Cette recension a été publiée dans le numéro d’été 2022 de Politique étrangère (n° 2/2022). Thierry Vircoulon, chercheur associé au Centre Afrique subsaharienne de l’Ifri, propose une analyse de l’ouvrage de Jason K. Stearns, The War That Doesn’t Say its Name: The Unending Conflict in the Congo (Princeton University Press, 2022, 328 pages).

L’ouvrage de Jason K. Stearns répond à une question que posent tous les conflits enlisés : pourquoi la guerre dure-t‑elle ? L’est de la République démocratique du Congo est en conflit depuis 1996, un conflit qui semble sans fin. Après avoir été très (trop) médiatisé, il fait partie de la liste des conflits oubliés. Pourtant, l’Ituri, le Nord et le Sud-Kivu – les trois provinces qui sont le théâtre du conflit – comptent environ 20 millions d’habitants, avec une superficie cumulée qui représente plus de quatre fois la Belgique.

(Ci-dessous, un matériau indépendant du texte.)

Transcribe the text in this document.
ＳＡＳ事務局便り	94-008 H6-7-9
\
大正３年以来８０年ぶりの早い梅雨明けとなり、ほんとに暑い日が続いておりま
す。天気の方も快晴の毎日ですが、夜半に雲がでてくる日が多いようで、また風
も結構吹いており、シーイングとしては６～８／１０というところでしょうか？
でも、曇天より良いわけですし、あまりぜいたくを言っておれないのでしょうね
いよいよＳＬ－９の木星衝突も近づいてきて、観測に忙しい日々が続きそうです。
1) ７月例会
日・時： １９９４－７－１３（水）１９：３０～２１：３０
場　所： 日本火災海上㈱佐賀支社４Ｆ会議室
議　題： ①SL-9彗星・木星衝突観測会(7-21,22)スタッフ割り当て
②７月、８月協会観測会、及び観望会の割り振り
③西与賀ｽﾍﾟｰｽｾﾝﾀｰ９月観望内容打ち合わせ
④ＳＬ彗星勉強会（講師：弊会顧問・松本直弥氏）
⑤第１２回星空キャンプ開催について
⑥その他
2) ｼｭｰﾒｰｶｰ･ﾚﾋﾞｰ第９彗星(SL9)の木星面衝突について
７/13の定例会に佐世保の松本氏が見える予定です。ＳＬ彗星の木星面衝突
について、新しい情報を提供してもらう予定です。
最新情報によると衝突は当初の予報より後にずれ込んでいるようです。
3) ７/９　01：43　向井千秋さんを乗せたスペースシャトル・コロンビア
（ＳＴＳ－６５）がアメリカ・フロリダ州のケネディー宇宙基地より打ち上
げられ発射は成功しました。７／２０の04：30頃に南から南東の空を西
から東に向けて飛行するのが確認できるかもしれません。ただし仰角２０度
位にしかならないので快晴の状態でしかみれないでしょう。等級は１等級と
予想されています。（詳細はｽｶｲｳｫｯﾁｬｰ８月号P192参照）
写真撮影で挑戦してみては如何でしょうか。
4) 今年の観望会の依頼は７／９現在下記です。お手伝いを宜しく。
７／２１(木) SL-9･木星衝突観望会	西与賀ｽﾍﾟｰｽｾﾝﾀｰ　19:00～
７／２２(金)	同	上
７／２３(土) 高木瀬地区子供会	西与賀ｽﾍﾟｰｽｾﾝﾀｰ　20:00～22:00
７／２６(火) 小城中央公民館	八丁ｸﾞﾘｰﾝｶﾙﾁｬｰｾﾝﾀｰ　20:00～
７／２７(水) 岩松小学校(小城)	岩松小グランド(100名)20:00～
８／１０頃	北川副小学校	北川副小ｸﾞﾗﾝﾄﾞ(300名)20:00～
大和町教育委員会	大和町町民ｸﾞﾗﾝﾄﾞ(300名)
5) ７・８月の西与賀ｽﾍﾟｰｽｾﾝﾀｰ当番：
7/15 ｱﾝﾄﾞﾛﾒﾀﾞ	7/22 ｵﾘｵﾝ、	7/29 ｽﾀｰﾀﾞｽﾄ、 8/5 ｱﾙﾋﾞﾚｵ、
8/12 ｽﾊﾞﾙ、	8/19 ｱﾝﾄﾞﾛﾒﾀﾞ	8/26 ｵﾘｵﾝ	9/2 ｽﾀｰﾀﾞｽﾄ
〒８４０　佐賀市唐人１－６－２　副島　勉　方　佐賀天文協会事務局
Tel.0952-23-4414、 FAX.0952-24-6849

Le nombre de groupes armés y est passé de 30 en 2008 à 122 en 2022 ; l’armée gouvernementale et les milices sont toujours à l’origine de nombreuses violations des droits de l’homme et restent largement impliquées dans l’exploitation illicite des ressources naturelles qui abondent dans la région. La présence de la plus grande mission de maintien de la paix de l’Organisation des Nations unies (ONU) (presque 18 000 casques bleus en 2021), l’intervention de nombreuses organisations non gouvernementales et la proclamation de l’état de siège au Nord-Kivu et en Ituri le 3 mai 2021 par le gouvernement n’ont en rien changé la donne sécuritaire. Dans cette partie de l’Afrique, ce n’est pas le développement qui est durable, mais la violence. C’est dire à quel point le livre de Jason K. Stearns répond à une question pertinente.

La question de l’enracinement de la conflictualité conduit à se tourner vers les acteurs du conflit et leurs « intérêts de guerre ». Jason K. Stearns recourt au concept de « military bourgeoisie » pour désigner le groupe social né des guerres du Congo (1996-2006), et qui prolonge la conflictualité dans l’est du pays. Après avoir retracé la longue et complexe histoire des guerres du Congo et rappelé le rôle important du voisin rwandais, l’auteur montre que ces guerres ont produit cette « military bourgeoisie » : un groupe social qui tire profit de l’économie de guerre. Ce groupe social comprend l’armée congolaise, les milices locales et les « politiciens entrepreneurs » congolais qui font de la politique un business. La durabilité de la guerre résulte également de l’extrême fragmentation des groupes armés, due à la stratégie « divide and rule » du gouvernement congolais, et aux intérêts communautaires locaux. Jason K. Stearns, excellent connaisseur de l’histoire locale des groupes armés de l’Est congolais, montre comment plusieurs d’entre eux illustrent la mécanique diabolique de cette guerre sans fin : la guerre a été transformée en une rente par un groupe social qu’elle a créé, et qui prospère grâce à elle.

La principale contribution de ce livre ne réside pas tant dans cette conclusion, déjà énoncée pour d’autres conflits (on songe aux longues guerres civiles du Liban, de Colombie, etc.), que dans un dernier chapitre intitulé Peacemaking and the Congo. Grâce à son excellente connaissance des acteurs, et notamment de l’ONU, l’auteur fait une revue critique de la politique de pacification depuis 20 ans, listant toutes les erreurs commises dans une totale bonne conscience : accords de paix déséquilibrés, sous-estimation de la dimension économique du conflit, stratégie « paix avant la justice » qui aboutit à une impunité généralisée, absence de réaction internationale face aux ingérences rwandaises, complaisance des bailleurs, solutions techniques à des problèmes politiques, etc. Ce livre montre ainsi que l’enlisement du conflit n’est pas seulement l’œuvre de ses acteurs et profiteurs directs mais aussi des faiseurs de paix bien intentionnés.